Pattern_Score = true_matches / (true_matches + false_matches)
A Benchmark Suite
For these metrics to be useful, they need a standard corpus. A reasonable benchmark design:
| Category | Count | Purpose |
|---|---|---|
| Standard contracts (ERC20, ERC721, simple DeFi) | 100 | Baseline structural and semantic scores |
| Complex DeFi (lending, AMMs, yield aggregators) | 50 | Complex control flow, storage patterns |
| Adversarial contracts (obfuscated, unusual compiler output) | 50 | Robustness under adversarial conditions |
| Known-vulnerable historical contracts | 30 | Vulnerability detection recall |
| Multi-contract systems (proxies, diamonds) | 20 | Proxy resolution, cross-contract patterns |
Ground truth sources, in decreasing reliability:
- Verified source code from Etherscan — compile with original settings and verify the bytecode hash matches
- Manual annotation by experts — function boundaries, security issues
- Multi-decompiler consensus — where multiple tools agree, treat as ground truth (but handle carefully; systematic errors across tools will look like consensus)
Composite Score
S = w1 * Structural + w2 * Semantic + w3 * Security
Structural = 0.3 * FBA + 0.3 * CFG + 0.2 * Loop + 0.2 * Storage
Semantic = 0.4 * IO + 0.2 * Gas + 0.3 * State + 0.1 * Events
Security = 0.3 * VulnDetect + 0.3 * Taint + 0.2 * Pattern + 0.2 * Invariant
Suggested weights:
w1 = 0.25 (structural)
w2 = 0.25 (semantic)
w3 = 0.50 (security — most important for security-focused tools)
Known Hard Cases
Any benchmark should explicitly call out the categories where tools typically struggle:
Loop recovery. do-while loops and loops with multiple break/continue sites are harder to recover than simple while loops. Failure here typically produces working but less readable output.

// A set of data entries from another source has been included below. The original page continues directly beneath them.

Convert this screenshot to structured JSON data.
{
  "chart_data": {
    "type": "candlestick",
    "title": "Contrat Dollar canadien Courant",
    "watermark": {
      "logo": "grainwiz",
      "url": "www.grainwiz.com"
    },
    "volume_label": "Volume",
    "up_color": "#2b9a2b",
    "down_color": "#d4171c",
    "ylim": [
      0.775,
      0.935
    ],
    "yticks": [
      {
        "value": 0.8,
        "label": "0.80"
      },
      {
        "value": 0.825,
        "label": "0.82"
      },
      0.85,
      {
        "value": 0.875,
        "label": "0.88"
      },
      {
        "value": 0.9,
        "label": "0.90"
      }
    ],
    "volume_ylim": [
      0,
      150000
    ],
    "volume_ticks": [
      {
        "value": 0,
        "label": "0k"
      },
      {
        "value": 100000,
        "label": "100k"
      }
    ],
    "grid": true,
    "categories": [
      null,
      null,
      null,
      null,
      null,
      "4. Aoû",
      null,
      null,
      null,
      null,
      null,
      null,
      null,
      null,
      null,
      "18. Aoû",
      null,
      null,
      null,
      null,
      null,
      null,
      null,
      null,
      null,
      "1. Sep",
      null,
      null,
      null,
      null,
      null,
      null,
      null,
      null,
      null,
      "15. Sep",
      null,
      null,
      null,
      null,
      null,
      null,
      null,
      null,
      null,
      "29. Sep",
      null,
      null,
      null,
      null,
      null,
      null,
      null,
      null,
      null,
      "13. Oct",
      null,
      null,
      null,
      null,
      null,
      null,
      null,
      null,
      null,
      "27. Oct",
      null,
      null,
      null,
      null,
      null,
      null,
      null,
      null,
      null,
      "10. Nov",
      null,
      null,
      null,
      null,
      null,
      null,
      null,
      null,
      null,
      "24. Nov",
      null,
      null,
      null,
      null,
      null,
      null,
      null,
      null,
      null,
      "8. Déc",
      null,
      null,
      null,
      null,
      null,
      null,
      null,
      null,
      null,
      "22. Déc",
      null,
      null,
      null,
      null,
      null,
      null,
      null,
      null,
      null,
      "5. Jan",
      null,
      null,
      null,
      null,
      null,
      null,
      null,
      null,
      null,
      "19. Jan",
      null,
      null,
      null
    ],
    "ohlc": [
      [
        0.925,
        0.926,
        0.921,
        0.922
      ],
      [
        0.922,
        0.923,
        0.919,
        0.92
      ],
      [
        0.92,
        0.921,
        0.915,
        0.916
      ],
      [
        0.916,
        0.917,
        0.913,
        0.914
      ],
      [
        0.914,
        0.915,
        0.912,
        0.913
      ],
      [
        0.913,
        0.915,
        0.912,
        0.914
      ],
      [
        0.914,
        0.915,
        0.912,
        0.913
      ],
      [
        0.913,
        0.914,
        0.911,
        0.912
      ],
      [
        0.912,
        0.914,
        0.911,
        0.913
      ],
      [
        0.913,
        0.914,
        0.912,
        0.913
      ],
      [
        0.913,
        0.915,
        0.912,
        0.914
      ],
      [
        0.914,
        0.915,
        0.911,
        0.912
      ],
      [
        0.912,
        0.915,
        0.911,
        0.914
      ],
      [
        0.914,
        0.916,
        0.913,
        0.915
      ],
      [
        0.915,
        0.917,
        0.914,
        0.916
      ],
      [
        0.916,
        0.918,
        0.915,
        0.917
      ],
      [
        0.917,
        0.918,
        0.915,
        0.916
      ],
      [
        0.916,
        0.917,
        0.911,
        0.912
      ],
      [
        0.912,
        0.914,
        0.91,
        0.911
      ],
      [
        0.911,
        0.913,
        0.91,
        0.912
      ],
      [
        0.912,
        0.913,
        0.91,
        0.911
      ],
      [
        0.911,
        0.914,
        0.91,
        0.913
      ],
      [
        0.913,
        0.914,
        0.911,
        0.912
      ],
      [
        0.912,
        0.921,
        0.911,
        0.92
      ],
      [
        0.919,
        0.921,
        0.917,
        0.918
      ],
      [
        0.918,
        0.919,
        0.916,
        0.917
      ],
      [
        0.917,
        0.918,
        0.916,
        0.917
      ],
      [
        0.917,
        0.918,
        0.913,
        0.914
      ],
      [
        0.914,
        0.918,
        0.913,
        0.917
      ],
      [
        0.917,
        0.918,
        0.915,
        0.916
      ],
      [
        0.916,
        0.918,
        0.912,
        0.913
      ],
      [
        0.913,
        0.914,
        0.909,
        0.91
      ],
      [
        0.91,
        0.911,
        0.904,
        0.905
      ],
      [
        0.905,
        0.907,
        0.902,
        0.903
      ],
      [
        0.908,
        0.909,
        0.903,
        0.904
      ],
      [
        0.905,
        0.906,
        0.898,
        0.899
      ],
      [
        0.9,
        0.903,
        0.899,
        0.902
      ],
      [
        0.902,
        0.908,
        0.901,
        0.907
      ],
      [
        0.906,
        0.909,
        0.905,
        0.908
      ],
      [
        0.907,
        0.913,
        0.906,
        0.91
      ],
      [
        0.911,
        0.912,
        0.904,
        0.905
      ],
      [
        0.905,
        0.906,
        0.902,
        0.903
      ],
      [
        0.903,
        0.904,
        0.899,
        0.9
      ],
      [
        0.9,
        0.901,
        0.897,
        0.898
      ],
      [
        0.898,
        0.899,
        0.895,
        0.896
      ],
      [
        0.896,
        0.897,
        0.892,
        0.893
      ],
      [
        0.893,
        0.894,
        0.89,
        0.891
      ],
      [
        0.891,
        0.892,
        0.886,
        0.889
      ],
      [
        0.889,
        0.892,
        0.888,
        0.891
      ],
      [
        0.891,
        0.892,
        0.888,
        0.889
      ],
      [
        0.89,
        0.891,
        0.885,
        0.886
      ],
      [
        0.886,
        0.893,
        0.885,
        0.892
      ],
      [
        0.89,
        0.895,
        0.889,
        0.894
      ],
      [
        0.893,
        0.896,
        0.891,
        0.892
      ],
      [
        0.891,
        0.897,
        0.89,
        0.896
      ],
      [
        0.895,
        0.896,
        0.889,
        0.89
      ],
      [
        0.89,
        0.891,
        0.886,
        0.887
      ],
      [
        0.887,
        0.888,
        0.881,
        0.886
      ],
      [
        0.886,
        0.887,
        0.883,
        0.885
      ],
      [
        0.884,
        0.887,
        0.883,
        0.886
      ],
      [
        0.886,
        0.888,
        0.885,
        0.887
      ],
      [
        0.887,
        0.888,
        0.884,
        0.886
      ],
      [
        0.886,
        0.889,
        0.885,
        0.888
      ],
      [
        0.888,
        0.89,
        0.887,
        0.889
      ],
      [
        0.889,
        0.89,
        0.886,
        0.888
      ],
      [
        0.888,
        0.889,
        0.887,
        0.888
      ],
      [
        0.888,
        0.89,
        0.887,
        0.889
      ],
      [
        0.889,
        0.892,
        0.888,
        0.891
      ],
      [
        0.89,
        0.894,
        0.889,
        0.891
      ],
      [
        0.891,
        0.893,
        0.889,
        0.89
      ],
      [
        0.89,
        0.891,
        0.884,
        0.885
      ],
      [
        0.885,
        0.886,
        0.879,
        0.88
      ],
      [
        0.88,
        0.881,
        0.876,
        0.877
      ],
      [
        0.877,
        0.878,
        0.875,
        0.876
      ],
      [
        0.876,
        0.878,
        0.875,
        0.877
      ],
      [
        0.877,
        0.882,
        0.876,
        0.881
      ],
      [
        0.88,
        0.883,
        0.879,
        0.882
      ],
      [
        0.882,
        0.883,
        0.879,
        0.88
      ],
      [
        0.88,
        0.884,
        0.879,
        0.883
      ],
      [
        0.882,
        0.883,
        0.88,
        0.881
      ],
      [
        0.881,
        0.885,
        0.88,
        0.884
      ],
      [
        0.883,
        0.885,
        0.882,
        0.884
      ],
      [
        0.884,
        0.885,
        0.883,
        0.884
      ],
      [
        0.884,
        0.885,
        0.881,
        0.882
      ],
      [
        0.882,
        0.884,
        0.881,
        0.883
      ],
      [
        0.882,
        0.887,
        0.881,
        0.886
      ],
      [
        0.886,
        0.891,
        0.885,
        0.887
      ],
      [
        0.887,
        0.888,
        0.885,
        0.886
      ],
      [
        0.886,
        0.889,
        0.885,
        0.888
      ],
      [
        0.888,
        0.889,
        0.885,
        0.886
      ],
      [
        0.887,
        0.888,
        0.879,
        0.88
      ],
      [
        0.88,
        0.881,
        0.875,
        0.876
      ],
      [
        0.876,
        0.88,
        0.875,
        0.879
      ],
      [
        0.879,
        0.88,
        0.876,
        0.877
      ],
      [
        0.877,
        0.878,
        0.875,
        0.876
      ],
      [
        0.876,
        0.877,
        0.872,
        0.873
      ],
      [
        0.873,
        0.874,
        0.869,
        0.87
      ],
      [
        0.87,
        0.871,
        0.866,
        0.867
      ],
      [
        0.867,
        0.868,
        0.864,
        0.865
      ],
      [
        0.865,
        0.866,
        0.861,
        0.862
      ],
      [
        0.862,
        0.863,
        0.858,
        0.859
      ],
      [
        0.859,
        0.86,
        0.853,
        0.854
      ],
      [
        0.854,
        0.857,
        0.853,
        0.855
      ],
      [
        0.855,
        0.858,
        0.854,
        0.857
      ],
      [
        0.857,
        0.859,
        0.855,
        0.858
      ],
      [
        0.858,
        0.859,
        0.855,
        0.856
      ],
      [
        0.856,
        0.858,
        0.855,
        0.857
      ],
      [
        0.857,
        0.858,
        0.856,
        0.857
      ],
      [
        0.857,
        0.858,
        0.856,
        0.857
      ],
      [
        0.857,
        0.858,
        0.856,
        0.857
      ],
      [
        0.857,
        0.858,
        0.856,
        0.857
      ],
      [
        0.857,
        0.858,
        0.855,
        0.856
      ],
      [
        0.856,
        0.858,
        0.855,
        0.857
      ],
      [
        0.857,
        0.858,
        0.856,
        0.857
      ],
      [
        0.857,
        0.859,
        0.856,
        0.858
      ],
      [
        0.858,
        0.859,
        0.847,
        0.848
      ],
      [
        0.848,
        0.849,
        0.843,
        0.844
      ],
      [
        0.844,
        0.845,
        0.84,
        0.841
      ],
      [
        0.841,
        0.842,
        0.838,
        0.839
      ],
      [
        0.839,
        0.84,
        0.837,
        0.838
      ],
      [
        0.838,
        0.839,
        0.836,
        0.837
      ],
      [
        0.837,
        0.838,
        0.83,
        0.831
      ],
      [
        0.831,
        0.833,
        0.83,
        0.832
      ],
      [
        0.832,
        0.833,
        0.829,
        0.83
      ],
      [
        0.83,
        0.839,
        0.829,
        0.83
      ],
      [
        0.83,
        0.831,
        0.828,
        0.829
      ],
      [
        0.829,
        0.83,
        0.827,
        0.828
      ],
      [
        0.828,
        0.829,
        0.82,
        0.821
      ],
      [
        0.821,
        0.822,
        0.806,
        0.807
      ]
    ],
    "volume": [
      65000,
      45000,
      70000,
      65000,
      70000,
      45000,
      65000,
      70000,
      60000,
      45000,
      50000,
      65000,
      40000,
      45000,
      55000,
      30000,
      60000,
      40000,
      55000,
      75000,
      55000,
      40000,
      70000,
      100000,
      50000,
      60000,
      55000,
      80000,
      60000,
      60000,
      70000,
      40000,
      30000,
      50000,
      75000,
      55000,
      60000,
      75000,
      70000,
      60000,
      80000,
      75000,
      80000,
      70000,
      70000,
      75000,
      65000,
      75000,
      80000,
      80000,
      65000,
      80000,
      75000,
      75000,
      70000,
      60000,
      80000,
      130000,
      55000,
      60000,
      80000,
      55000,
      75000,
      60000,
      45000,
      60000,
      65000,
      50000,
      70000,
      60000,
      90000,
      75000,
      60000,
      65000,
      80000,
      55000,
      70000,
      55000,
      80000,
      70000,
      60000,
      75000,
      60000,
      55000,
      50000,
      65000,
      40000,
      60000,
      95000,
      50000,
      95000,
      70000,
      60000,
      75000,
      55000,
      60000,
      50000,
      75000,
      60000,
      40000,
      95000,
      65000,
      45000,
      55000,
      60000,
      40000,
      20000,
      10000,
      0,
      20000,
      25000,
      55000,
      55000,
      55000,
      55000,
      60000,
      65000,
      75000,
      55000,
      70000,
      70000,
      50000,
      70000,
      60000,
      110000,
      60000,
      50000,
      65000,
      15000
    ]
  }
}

Obfuscated contracts. Contracts compiled with optimizer settings designed to produce unusual code, or hand-written assembly, drop scores significantly across all dimensions for most tools. This is an active research area.
Cross-contract invariants. Properties that span multiple contracts (e.g., a lending protocol’s invariant that total borrows don’t exceed total collateral requires reading state from multiple contracts) require cross-contract analysis, which most tools don’t fully support.
Layer 2 bytecode. Optimism, Arbitrum, and other L2s have EVM-compatible but not EVM-identical execution environments. Bytecode compiled for L2 deployment may include L2-specific precompile calls or opcodes. The benchmark should be extended to cover these.
“Accuracy” is a marketing term until you define what you’re measuring. The framework here — structural fidelity, semantic preservation, security utility — gives a three-dimensional view that’s useful for both tool development and tool selection. A decompiler might score well on structural fidelity (correct function boundaries, correct CFG) while having poor semantic preservation (reorders statements), which would show up immediately in the security utility scores even if manual inspection looked fine.
For security work, the F1 score on vulnerability detection is the number that matters most. Everything else is in service of that.